私たちは、ウイルスがどこから来て、どのように広がるかを理解するために、ウイルスの遺伝的シーケンシングを使用しています。また、たとえば、アウトブレーク時など、そのデータをリアルタイムで使用するには、データの正確さを正確に理解する必要があります。これらの技術の主な利点は、比較的安価で高速であり、現場でのシーケンスに使用できるリアルタイムのベースコーディングを可能にすることです。
この方法は、例えば、多数の病原体の起源を決定するために使用することができる配列データのタイムリーな生成に使用することができる。このテクニックは、初めてユーザーが必要とし、Unixの基本的な知識が必要な場合には複雑になる可能性があります。特に異なるソフトウェアパッケージのインストールのために。
このメソッドを視覚化すると、ユーザーは特定のシーケンス プロトコルのエラー率を判断するのに役立ちます。そして、研究の質問に答えるために。シーケンス実行は、MinIT に接続された MinION で開始されます。
Nanoporeプラットフォームでシーケンスを事前に形成した後、データ負荷をPorechopにロードします。汚染を防止し、精度を高めるために、下線の 2 つの下線バーコード フラグを使用して、指示に示すようにコマンドを入力します。多重化解除後、cutadaptを使用して、指示されたコマンドを使用して75ヌクレオチドより短い長さのプライマー配列および配列を除去する。
Minimap2 を使用して、個別の参照歪みのパネルに対してデマルチプレックス シーケンス読み取りをマップします。そして、コンセンサスシーケンスを生成するためにSamtoolsを使用しています。基準線形の場合、最も近い参照歪みを識別するために、生成されたコンセンサスシーケンスでブラストをプリフォームし、検索することが不可欠です。
次に、参照として最も近い参照ひずみで参照ベースの線形を繰り返します。Nanopore シーケンシングのエラープロファイルを補正するために必要な読み取りカバレッジを決定するには、1 つのアンプリコンにシーケンスマッピングを選択し、Minimap2 を使用して Nanopore 読み取りをこの Amplicon にマップします。Samtools を使用して、Amplicon26 への読み取りマッピングのみを選択し、示されているコマンドを使用して bam ファイルを fastq に変換します。
たとえば、200 シーケンスのサブセットをランダムに選択すると、1000 回読み取られます。ランダムに選択されたすべてのシーケンス読み取りは、Amplicon26 に揃えられます。KMA を使用してシーケンス読み取りをマップし、BC ナノフラグで示される Nanopore シーケンスの最適化された設定を使用して、すぐにコンセンサス シーケンスを生成します。
生成されたコンセンサスシーケンスを検査するには、指示に示されたコマンドを使用します。見出しの下の stats dot txt にエラー率を表示するには、マップされたエラー率の不一致の基数を示すコマンドを使用します。サイクルごとの見出しのインデルの下に表示されるインデルの数を表示するには、指定されたコマンドを使用します。

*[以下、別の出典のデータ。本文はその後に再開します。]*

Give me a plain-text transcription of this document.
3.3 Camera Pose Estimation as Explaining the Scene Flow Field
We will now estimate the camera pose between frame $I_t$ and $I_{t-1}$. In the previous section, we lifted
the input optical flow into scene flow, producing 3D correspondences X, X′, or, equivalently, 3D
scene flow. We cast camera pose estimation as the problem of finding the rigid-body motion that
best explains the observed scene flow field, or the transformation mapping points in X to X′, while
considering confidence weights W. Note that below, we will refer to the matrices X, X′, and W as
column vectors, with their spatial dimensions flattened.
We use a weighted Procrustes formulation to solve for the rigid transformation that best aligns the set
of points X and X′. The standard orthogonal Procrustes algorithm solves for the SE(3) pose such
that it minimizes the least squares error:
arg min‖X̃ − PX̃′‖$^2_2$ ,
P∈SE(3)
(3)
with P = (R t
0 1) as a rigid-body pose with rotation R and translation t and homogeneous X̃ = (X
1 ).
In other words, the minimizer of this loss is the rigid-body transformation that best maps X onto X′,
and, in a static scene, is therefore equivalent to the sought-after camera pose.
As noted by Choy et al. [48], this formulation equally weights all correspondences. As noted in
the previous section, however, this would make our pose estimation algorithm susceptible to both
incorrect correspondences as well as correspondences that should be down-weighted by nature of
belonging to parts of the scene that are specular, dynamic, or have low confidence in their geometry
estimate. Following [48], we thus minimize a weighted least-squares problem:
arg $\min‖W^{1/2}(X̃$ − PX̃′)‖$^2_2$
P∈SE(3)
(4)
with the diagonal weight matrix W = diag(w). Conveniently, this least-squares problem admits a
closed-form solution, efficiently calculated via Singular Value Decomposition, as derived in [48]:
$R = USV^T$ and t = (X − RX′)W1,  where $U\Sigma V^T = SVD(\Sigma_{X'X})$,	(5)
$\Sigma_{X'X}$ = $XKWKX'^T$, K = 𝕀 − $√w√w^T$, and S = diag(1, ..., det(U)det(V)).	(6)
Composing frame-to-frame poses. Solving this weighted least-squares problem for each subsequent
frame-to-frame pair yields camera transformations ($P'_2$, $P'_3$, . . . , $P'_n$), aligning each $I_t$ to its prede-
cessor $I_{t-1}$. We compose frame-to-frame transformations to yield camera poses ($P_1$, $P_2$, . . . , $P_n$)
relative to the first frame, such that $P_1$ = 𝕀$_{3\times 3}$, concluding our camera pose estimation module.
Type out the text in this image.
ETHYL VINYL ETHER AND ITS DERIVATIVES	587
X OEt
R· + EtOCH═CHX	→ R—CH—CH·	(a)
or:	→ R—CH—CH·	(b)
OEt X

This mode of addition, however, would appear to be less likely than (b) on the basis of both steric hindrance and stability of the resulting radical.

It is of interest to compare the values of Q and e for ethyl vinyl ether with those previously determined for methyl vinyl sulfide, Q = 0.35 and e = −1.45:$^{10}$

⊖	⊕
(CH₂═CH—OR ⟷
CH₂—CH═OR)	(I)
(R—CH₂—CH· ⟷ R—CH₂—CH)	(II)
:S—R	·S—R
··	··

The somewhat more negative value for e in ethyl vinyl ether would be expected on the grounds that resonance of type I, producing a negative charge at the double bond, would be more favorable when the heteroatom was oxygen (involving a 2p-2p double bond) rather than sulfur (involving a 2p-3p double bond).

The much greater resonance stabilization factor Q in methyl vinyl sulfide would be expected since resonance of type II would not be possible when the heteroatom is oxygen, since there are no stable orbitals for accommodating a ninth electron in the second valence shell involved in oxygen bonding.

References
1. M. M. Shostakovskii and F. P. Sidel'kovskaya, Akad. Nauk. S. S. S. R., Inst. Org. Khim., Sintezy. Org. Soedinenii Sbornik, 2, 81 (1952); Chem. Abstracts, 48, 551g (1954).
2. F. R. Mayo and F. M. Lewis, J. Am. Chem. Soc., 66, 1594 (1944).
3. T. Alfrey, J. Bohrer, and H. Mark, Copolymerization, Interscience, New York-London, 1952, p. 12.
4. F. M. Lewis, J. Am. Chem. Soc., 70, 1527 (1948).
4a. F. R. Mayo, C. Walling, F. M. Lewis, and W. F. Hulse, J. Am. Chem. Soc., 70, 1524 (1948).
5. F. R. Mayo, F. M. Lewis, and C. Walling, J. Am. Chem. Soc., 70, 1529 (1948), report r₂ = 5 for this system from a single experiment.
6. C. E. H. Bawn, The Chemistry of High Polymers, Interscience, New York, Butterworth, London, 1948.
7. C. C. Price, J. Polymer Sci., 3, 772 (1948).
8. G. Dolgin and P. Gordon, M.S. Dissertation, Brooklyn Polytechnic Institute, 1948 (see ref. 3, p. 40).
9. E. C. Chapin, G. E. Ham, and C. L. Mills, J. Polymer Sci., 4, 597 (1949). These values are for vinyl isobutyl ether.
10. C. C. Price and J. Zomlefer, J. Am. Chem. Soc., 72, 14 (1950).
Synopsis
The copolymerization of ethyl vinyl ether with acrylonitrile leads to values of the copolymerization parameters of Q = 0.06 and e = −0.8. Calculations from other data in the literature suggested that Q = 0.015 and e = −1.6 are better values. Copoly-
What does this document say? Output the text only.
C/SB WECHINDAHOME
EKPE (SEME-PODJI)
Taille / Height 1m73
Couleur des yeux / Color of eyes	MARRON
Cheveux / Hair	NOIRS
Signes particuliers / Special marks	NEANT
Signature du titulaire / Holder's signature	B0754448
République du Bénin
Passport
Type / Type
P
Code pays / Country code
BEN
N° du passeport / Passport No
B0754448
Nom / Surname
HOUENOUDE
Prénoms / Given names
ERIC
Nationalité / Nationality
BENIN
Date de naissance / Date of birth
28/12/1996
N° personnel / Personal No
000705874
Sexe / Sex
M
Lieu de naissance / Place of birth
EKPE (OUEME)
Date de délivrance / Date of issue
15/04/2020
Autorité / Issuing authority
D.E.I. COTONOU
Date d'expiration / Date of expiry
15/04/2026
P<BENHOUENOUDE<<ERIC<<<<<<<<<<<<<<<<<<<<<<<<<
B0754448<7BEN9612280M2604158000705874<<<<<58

新しいフローセルをベースカラーフリップフロップと組み合わせて使用すると、40倍の読み込みカバレッジは、Illuminaシーケンスと比較して同じ結果になります。読み取りカバレッジが30倍の場合、0.02%の誤差率が得られますが、これは配列された585,000ヌクレオチドごとに1つの誤差に相当します。20回の読み取りカバレッジは、配列された63、529ヌクレオチドごとに1つのエラーをもたらす一方で。
10回の読み取りカバレッジは、配列された3、312ヌクレオチドごとに1つのエラーをもたらします。つまり、4つのウストゥウイルスゲノムあたり3ヌクレオチド以上が間違っていると呼ばれています。読み取りカバレッジが 30 回を超える場合、インデルは観察されません。
20 回の読み取りカバレッジは 1 つのインデル位置の検出をもたらし、10 回の読み取りカバレッジは 29 の位置でインデルになります。覚えておくべきことは、ソフトウェアの更新は必ずしも明らかではありませんが、頻繁に更新され、結果に影響を与える可能性があります。使用するソフトウェアには、いくつかのオプションがあります。
最も一般的に使用されるプログラムを実演しました。しかし、異なるソフトウェアとそれらのソフトウェアの異なるバージョンは、異なる結果をもたらす可能性があります。生成するシーケンスデータの品質を確認する方法の例を示しました。
そして、それは信頼性の高いアウトブレークサポートにとって重要です。